为什么还需要使用 Request 对象呢？因为在上面的参数中我们无法指定请求头部，而它对于爬虫而言又十分重要

很多网站可能会首先检查请求头部中的 USER-AGENT 字段来判断该请求是否由网络爬虫程序发起

但是通过修改请求头部中的 USER_AGENT 字段，我们可以将爬虫程序伪装成浏览器，轻松绕过这一层检查

这里提供一个查找常用的 USER-AGENT 的网站：

https://techblog.willshouse.com/2012/01/03/most-common-user-agents/

urllib.request.Request()

参数说明如下：

url：指定目标网站的 URL

data：发送 POST 请求时提交的表单数据，默认为 None

headers：发送请求时附加的请求头部，默认为 {}

origin_req_host：请求方的 host 名称或者 IP 地址，默认为 None

unverifiable：请求方的请求无法验证，默认为 False

method：指定请求方法，默认为 None

In [1]: import urllib.request

In [2]: url = 'http://www.baidu.com/'

In [3]: headers = {
   ...:     'User-Agent':'Mozilla/5.0 (Windows NT 10.0; WOW64) AppleWebKit/537.36 (KHTML, like Gecko) Chrome/67.0.3396.
   ...: 99 Safari/537.36'
   ...: }

In [4]: req = urllib.request.Request(url, headers=headers, method='GET')

In [5]: response = urllib.request.urlopen(req)

In [6]: html = response.read().decode('utf-8')

In [7]: print(html)
<!DOCTYPE html>
<!--STATUS OK-->
...省略其他代码

（3）使用 Cookie

什么是 Cookie？

Cookie 是指某些网站为了辨别用户身份、

进行 session 跟踪而储存在用户本地终端上的数据

① 获取 Cookie

In [9]: import urllib.request

In [10]: import http.cookiejar

In [11]: cookie = http.cookiejar.CookieJar()

In [12]: cookie_handler = urllib.request.HTTPCookieProcessor(cookie)

In [13]: opener = urllib.request.build_opener(cookie_handler)

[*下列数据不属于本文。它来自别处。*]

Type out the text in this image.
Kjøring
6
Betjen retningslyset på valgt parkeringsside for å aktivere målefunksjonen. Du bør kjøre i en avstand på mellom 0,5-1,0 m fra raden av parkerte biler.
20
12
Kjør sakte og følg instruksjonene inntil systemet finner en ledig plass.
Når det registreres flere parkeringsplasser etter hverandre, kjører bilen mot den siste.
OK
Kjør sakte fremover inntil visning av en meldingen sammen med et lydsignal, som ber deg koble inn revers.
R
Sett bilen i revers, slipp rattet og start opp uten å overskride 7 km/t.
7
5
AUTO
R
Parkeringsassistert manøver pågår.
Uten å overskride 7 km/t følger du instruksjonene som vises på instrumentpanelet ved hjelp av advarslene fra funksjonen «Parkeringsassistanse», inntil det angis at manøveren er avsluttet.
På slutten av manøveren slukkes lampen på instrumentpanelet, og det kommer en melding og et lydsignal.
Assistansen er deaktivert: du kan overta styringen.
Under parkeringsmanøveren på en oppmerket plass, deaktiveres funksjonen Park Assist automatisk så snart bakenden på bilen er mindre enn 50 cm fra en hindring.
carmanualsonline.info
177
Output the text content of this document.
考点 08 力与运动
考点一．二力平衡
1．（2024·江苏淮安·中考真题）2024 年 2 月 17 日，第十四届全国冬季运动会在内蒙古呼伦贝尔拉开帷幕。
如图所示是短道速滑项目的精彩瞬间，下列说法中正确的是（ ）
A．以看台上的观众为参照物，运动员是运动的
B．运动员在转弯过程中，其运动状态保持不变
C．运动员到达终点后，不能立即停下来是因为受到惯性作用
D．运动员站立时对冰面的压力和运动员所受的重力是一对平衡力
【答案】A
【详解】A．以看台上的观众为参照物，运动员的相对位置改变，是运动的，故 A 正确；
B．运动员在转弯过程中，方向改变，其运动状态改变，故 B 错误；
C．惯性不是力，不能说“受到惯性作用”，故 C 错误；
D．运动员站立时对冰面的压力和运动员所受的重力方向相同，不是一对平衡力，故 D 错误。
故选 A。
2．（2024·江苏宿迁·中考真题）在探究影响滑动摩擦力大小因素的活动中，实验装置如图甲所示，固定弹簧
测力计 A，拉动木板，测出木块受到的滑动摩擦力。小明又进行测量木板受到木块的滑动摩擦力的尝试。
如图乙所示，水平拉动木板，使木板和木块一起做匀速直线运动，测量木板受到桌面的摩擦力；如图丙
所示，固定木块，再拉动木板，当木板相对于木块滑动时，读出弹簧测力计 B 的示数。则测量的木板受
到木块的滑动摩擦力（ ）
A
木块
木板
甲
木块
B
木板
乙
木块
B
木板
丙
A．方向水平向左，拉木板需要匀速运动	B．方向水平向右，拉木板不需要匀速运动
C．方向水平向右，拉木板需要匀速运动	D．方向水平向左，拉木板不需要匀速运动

In [14]: response = opener.open('http://www.baidu.com')

In [15]: for item in cookie:
    ...:         print(item.name + '=' + item.value)
    ...:
BAIDUID=159700AA1F13A9B0E9BD35925136E444:FG=1
BIDUPSID=159700AA1F13A9B0697A44EC94CE7B47
H_PS_PSSID=30975_1441_21109_30995_30824_30717
PSTM=1583635407
BDSVRTM=0
BD_HOME=1


② 使用 Cookie

In [17]: import urllib.request

In [18]: import http.cookiejar

In [19]: cookie = http.cookiejar.MozillaCookieJar('cookie.txt')

In [20]: cookie_handler = urllib.request.HTTPCookieProcessor(cookie)

In [21]: opener = urllib.request.build_opener(cookie_handler)

In [22]: response = opener.open('http://www.baidu.com')

In [23]: cookie.save(ignore_discard=True,ignore_expires=True)

In [24]: cookie = http.cookiejar.MozillaCookieJar()

In [25]: cookie = cookie.load('cookie.txt',ignore_discard=True,ignore_expires=True)

In [26]: cookie_handler = urllib.request.HTTPCookieProcessor(cookie)

In [27]: opener = urllib.request.build_opener(cookie_handler)

In [28]: response = opener.open('http://www.baidu.com')

（4）使用代理

对于某些网站，如果同一个 IP 短时间内发送大量请求，则可能会将该 IP 判定为爬虫，进而对该 IP 进行封禁

所以我们有必要使用随机的 IP 地址来绕开这一层检查，这里提供几个查找免费的 IP 地址的网站：

西刺代理：http://www.xicidaili.com/nn/

云代理：http://www.ip3366.net/free/

快代理：https://www.kuaidaili.com/free/

注意，免费的代理 IP 基本上十分不稳定，而且还可能随时更新，所以最好自己写一个爬虫去维护

In [36]: import urllib.request

In [37]: import random

In [38]: ip_list = [
    ...:     {'http':'61.135.217.7:80'},
    ...:     {'http':'182.88.161.204:8123'}
    ...: ]

In [39]: proxy_handler = urllib.request.ProxyHandler(random.choice(ip_list))

In [40]: opener = urllib.request.build_opener(proxy_handler)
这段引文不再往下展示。